In queste ore nella zona del naufragio è in corso una imponente operazione di soccorso. Un dispositivo navale composto da 17 unità, coordinato dal Centro Nazionale Soccorso della Guardia Costiera, è impegnato nelle ricerche di eventuali superstiti del naufragio. Del dispositivo fanno parte unità della Guardia Costiera e, inoltre, della Marina Militare e della Guardia di Finanza impegnati nell'operazione Triton dell'agenzia Frontex. Vi sono, infine, mezzi navali di Malta e numerosi mercantili dirottati nell'area. Alle ricerche partecipano anche diversi mezzi aerei che stanno sorvolando l'area.

I 24 cadaveri recuperati nell'area del naufragio sono stati allineati su uno dei ponti della nave Gregoretti, della Guardia Costiera. La nave, con identificativo CP 920, sta coordinando i soccorsi in mare di tutte le unità navali impegnate nella ricerca di eventuali superstiti.

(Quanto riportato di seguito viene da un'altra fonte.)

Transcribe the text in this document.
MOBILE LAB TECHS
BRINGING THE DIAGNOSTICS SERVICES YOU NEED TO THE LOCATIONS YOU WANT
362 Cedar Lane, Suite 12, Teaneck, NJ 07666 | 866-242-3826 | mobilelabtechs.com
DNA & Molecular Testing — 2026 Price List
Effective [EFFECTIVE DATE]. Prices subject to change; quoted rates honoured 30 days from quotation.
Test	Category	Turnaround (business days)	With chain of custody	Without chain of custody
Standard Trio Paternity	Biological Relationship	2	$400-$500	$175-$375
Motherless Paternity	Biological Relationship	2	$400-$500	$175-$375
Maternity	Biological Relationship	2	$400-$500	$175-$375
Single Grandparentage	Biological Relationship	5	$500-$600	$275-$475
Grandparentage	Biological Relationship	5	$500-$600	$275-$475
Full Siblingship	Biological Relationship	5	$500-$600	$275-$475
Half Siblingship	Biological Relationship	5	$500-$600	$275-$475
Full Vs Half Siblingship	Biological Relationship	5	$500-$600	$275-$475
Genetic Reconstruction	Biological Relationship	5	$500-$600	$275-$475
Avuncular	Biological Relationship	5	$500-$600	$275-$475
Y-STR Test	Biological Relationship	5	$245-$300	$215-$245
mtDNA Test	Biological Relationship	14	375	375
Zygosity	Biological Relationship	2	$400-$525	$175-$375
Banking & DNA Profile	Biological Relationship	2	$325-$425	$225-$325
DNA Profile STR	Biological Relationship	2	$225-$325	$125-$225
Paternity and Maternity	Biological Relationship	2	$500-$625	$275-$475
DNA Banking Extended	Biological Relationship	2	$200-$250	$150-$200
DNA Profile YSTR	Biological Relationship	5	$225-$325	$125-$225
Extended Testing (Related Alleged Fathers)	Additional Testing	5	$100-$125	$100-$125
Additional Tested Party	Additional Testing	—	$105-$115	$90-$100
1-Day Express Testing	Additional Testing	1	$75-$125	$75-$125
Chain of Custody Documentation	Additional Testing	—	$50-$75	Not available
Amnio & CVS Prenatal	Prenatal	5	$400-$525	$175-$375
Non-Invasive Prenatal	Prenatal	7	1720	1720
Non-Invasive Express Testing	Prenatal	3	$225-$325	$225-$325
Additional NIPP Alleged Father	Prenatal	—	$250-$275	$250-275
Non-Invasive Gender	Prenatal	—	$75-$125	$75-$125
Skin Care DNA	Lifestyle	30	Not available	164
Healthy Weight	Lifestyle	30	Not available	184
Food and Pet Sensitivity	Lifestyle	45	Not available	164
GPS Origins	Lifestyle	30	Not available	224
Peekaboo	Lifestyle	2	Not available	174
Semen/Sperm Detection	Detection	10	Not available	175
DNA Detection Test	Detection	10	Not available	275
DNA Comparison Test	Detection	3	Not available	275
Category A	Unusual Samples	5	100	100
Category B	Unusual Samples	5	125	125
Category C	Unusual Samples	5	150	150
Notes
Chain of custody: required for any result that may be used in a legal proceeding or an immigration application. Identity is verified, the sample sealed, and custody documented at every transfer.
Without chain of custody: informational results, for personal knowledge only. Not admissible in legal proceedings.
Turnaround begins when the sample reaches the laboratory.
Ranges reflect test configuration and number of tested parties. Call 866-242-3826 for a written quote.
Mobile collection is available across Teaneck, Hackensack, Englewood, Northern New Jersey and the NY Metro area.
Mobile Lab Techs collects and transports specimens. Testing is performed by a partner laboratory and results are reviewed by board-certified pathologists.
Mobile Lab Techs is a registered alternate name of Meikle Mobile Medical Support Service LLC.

Il mercantile portoghese che ha recuperato i superstiti del barcone è il King Jacob, un portacontainer di 147 metri di lunghezza. Hanno già raggiunto la zona del disastro per partecipare alle operazioni di soccorso anche la nave Bergamini della Marina Militare, alcuni mercantili in transito come il City Of Lutece, il Cave, e il Se Pantheae oltre a una motovedetta Marina maltese. Si stanno dirigendo verso quel tratto di mare anche numerosi pescherecci della flotta di Mazara del Vallo.

Il mercantile portoghese era diretto in Libia. Non è ancora chiaro in quale porto verrà adesso dirottato per sbarcare i naufraghi, anche perché la nave sta ancora partecipando alle ricerche di eventuali sopravvissuti. L'approdo più vicino teoricamente è quello maltese de La Valletta; nel caso di un porto italiano la nave potrebbe fare rotta verso un porto della Sicilia Sud orientale come Pozzallo (Ragusa) o Augusta (Siracusa), i cui centri di accoglienza sono tuttavia già saturi.

«Occorre prendere atto che Triton è un' operazione che non serve ad affrontare l'enorme flusso migratorio che sta attraversando il Mediterraneo - ha detto Alessandro Bechini, responsabile Programmi in Italia di Oxfam -. L'indifferenza dell'Europa, a fronte dello sforzo della Guardia Costiera italiana che ogni giorno trae in salvo centinaia di vite umane, insieme a tanti operatori del mare a cui deve andare il nostro grazie, ci lascia senza fiato. Come Oxfam chiediamo a tutti gli Stati membri dell'UE di aprire gli occhi e di trovare le risorse per mettere a punto un meccanismo di soccorso e accoglienza adeguato a un fenomeno come quello a cui siamo di fronte. Chiediamo ai nostri parlamentari di farsi interpreti della necessità di ripristinare Mare Nostrum o di attivare azioni simili che abbiano come obiettivo quello di assicurare viaggi legali e salvare vite in mare. Migliaia di donne, bambini e uomini in fuga da guerre e fame non possono diventare solo numeri con cui aggiornare la macabra lista dei migranti che muoiono nel Mediterraneo giorno dopo giorno».